If you're still smarting from the MTA price hike last year, this might make it hurt a little less: on top of New York Governer Andrew Cuomo's plans to completely overhaul the oft-maligned Penn Station terminal, the MTA has introduced a fast track for implementing mobile ticketing, USB charging hubs and subterranean Wi-Fi in all subway stations.
The proposal, which was posted on the New York State website, listed a litany of "technology innovations," which will be the focus of 2016. Among them include a massive expansion of Wi-Fi hotspots, now available in 140 of the 469 in operations (277 of them underground), as well as mobile ticketing via smartphone, which customers will be able to scan instead of swiping a MetroCard. Others listed installing new countdown clocks for commuters to keep tabs on train arrival times, increasing the number of touchscreen kiosks and placing USB ports in subway cars, so that customers can charge their phones on-the-go.

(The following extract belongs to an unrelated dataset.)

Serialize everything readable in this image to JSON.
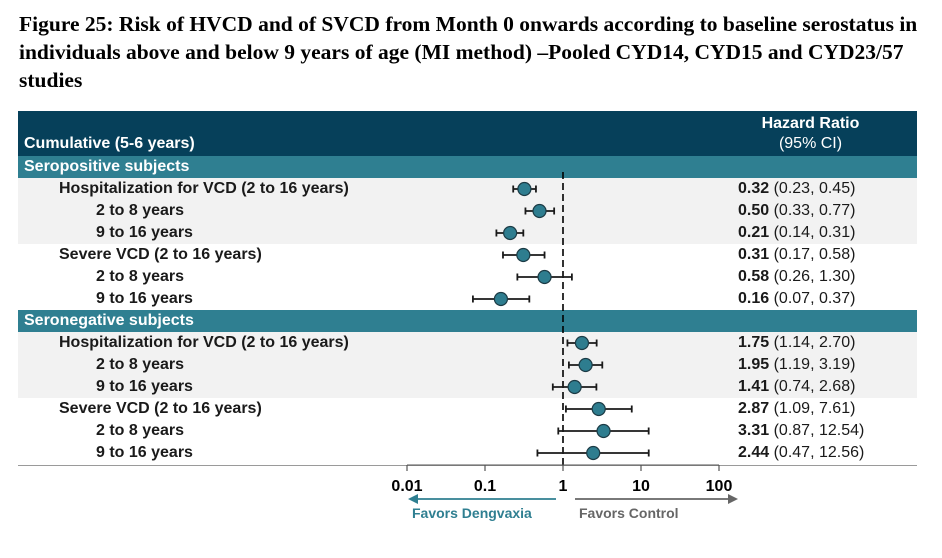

Cuomo was quick to elucidate a new vision: rather than focus on maintenance, these aims will hopefully propel the MTA's focus on innovation.
"The MTA is absolutely vital to the daily functioning of New York City, but for too long it has failed to meet the region's growing size and strength," he stated. "This is about doing more than just repair and maintain — this is thinking bigger and better and building the 21st century transit system New Yorkers deserve. We are modernizing the MTA like never before and improving it for years to come."
While the fast-track is definitely an upgraded initiative, nothing is technically set in stone: despite the announcement, there is currently no concrete timeline for the proposed changes.